Cette mesure radicale a été imposée au lendemain d’une manifestation où la police avait ouvert le feu sur des étudiants dénonçant un projet de loi électorale qui ouvrait la possibilité pour M. Kabila, au pouvoir depuis 2001, de se maintenir à son poste au-delà du terme de son mandat, fin 2016, alors que la Constitution lui interdit de briguer un nouveau quinquennat.

Le mouvement de contestation politique a vite échappé à ses organisateurs et Kinshasa à été le théâtre d’émeutes et de pillages. La police, débordée, a été renforcée par de nombreux militaires. Le bilan est lourd: 12 à 42 morts, selon les sources, et d’importants dégâts matériels. D’autres affrontements ont eu lieu dans plusieurs villes de province, notamment à Goma (est), où une personne au moins a été tuée jeudi.

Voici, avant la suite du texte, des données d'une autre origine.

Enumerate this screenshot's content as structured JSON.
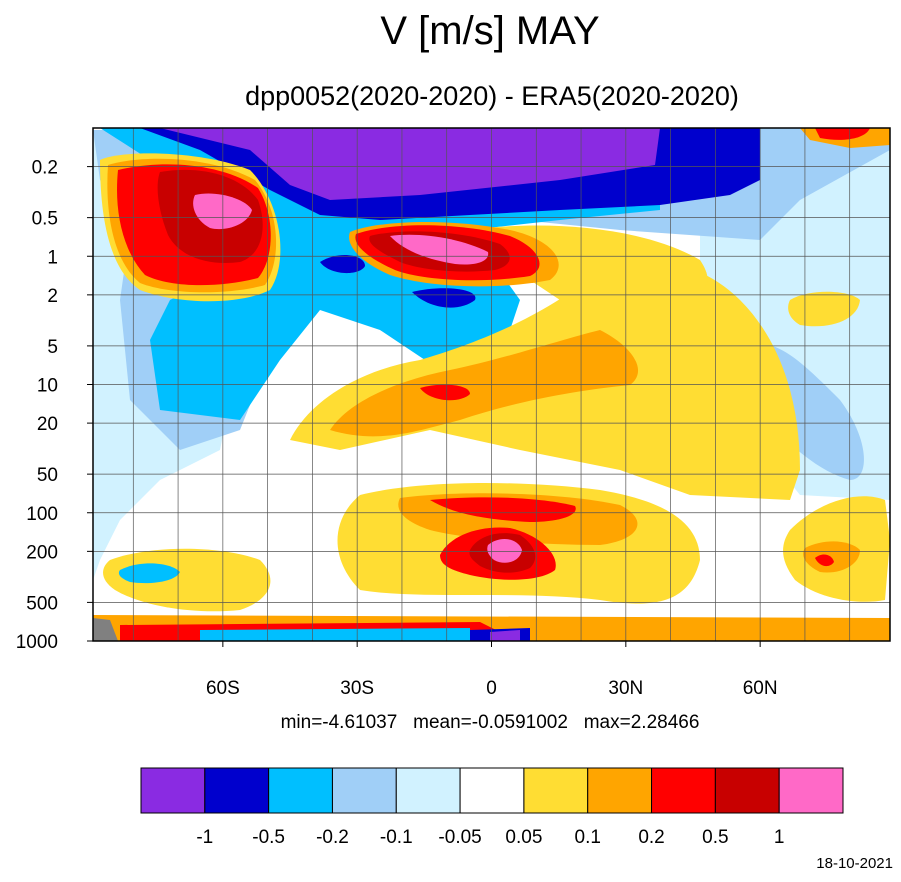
{
  "chart_data": {
    "type": "heatmap",
    "title": "V [m/s] MAY",
    "subtitle": "dpp0052(2020-2020) - ERA5(2020-2020)",
    "x_ticks": [
      "60S",
      "30S",
      "0",
      "30N",
      "60N"
    ],
    "x_tick_values": [
      -60,
      -30,
      0,
      30,
      60
    ],
    "xlim": [
      -89,
      89
    ],
    "y_ticks": [
      "0.2",
      "0.5",
      "1",
      "2",
      "5",
      "10",
      "20",
      "50",
      "100",
      "200",
      "500",
      "1000"
    ],
    "y_tick_values": [
      0.2,
      0.5,
      1,
      2,
      5,
      10,
      20,
      50,
      100,
      200,
      500,
      1000
    ],
    "ylim": [
      0.1,
      1000
    ],
    "y_scale": "log",
    "y_reversed": true,
    "stats": "min=-4.61037   mean=-0.0591002   max=2.28466",
    "colorbar": {
      "colors": [
        "#8a2be2",
        "#0000cd",
        "#00bfff",
        "#a0cff7",
        "#d1f2ff",
        "#ffffff",
        "#ffdd33",
        "#ffa500",
        "#ff0000",
        "#c80000",
        "#ff69c7"
      ],
      "labels": [
        "-1",
        "-0.5",
        "-0.2",
        "-0.1",
        "-0.05",
        "0.05",
        "0.1",
        "0.2",
        "0.5",
        "1"
      ]
    },
    "grid": true
  },
  "date": "18-10-2021"
}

« Les réseaux sociaux », où s’échangeaient entre autres des informations sur les lieux de rassemblement, « ont été fermés car si tout le monde se mobilisait, la situation allait dégénérer davantage », commente Josaphat Musamba, chercheur au Centre de recherches et d’études stratégiques en Afrique centrale, basé à Bukavu (est).

Dimanche, le parlement a voté la révision de la loi électorale sans l’alinéa ayant provoqué les manifestations. Un soulagement de courte durée pour certains opposants, qui estiment que d’autres articles posent presque autant de problèmes, ce qui fait redouter à certains diplomates des troubles à plus ou moins brève échéance.

Pour l’heure, le calme est revenu mais seul l’Internet fixe a été rétabli, après environ 48 heures de coupure. L’absence totale de réseau commençait à pénaliser les banques, où les virements ne passaient plus, ainsi que les agences de transferts d’argent, dont dépendent beaucoup de Congolais pour recevoir des fonds de la diaspora.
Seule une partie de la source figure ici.